2006/7/17 | 投稿者: losthouse

吾妻ひでお「うつうつひでお日記」を読む。

前作「失踪日記」が出たときには、万人が買わなきゃならない旨をこの備忘録でも喧伝して、こういう漫画が売れなくちゃいかん、と息巻いていた僕だが、まさかその後本当に増刷が間に合わなくなるくらい売れてしまったのには驚いた。

本作はその「失踪日記」の続編、のような装幀ではあるが、これはいわゆる二匹目の泥鰌、というやつであって、正統な続編では無い。中身は同人誌や「コミック新現実」で連載されていた、「失踪日記」刊行直前あたりの日記漫画をまとめたものである。
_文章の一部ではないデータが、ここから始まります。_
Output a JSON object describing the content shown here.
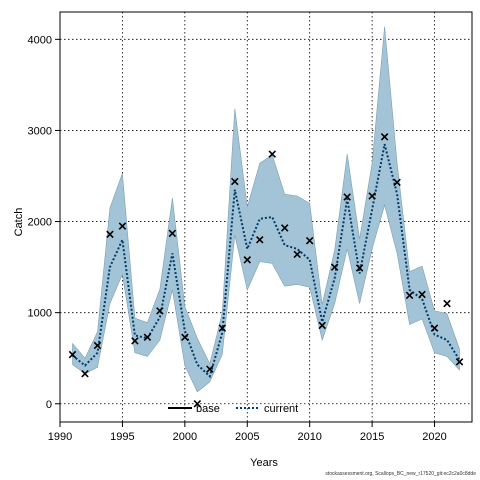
{
  "chart_data": {
    "type": "line",
    "xlabel": "Years",
    "ylabel": "Catch",
    "xlim": [
      1990,
      2023
    ],
    "ylim": [
      -200,
      4300
    ],
    "x_ticks": [
      1990,
      1995,
      2000,
      2005,
      2010,
      2015,
      2020
    ],
    "y_ticks": [
      0,
      1000,
      2000,
      3000,
      4000
    ],
    "grid": true,
    "legend": [
      "base",
      "current"
    ],
    "legend_position": "bottom-center",
    "x": [
      1991,
      1992,
      1993,
      1994,
      1995,
      1996,
      1997,
      1998,
      1999,
      2000,
      2001,
      2002,
      2003,
      2004,
      2005,
      2006,
      2007,
      2008,
      2009,
      2010,
      2011,
      2012,
      2013,
      2014,
      2015,
      2016,
      2017,
      2018,
      2019,
      2020,
      2021,
      2022
    ],
    "series": [
      {
        "name": "current",
        "style": "dotted",
        "color": "#003a6b",
        "values": [
          530,
          420,
          560,
          1500,
          1800,
          750,
          720,
          950,
          1650,
          800,
          430,
          300,
          780,
          2350,
          1700,
          2030,
          2050,
          1740,
          1700,
          1580,
          900,
          1380,
          2250,
          1430,
          2130,
          2850,
          2300,
          1250,
          1150,
          760,
          700,
          480
        ]
      }
    ],
    "ribbon": {
      "color": "#a3c4d6",
      "lower": [
        430,
        330,
        400,
        1100,
        1420,
        560,
        520,
        700,
        1250,
        420,
        130,
        240,
        540,
        1850,
        1250,
        1560,
        1540,
        1290,
        1310,
        1280,
        700,
        1100,
        1700,
        1100,
        1700,
        2180,
        1650,
        870,
        930,
        560,
        520,
        370
      ],
      "upper": [
        660,
        500,
        790,
        2150,
        2530,
        940,
        890,
        1260,
        2260,
        1070,
        720,
        440,
        1000,
        3240,
        2160,
        2640,
        2730,
        2300,
        2280,
        2200,
        1090,
        1690,
        2740,
        1810,
        2640,
        4140,
        2640,
        1450,
        1510,
        1020,
        990,
        600
      ]
    },
    "observed": {
      "marker": "x",
      "values": [
        540,
        330,
        640,
        1860,
        1950,
        690,
        730,
        1020,
        1870,
        730,
        0,
        380,
        830,
        2440,
        1580,
        1800,
        2740,
        1930,
        1640,
        1790,
        860,
        1500,
        2270,
        1490,
        2280,
        2930,
        2430,
        1190,
        1200,
        830,
        1100,
        460
      ]
    }
  },
  "footer": "stockassessment.org, Scallops_BC_new_r17520_git:ec2c2a0c8dde"
}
断酒こそ成功したものの、商業誌の仕事も殆ど無くなり、抗鬱剤を飲みながらちまちま漫画を描いたり読書したりしているだけの日常を記録した、本当に日記形式の漫画であって、「失踪日記」のようなドラマは無いから万人受けはしないだろうけど、僕は非常に面白く読んだ。

というか、この本は仕事もしないでうつうつしているだけの日記、という触れ込みなのだけど、「毎日ネタ出ししたり原稿描いたりして、けっこう働いてるじゃん」と思ってしまう僕がいて、このくらい働いていて、尚かつ図書館に日参して一日一冊以上の読書をこなしているのに、「もう漫画描けない」とか「引きこもりだ」と悩む吾妻ひでおは多分真面目なひとなのだろうな、と思う。

僕も仕事が無くって、なんにもしない空白の何年間かを過ごしたことがあるけれど、そのときは何もかも面倒くさくって近所のコンビニにすら出掛ける気力がわかなかったし、本を読むのも億劫だった。それでいて退屈というわけでもなくて、意外に満足して日々を過ごしていたのだから恐ろしい。
どうやら僕にはそれが気に入ると過剰に依存する癖があるようで、これはいわゆる「落ち癖」というやつであろう。慣れるとなんでも楽しくなってしまうのだからこれは怖いことですよ。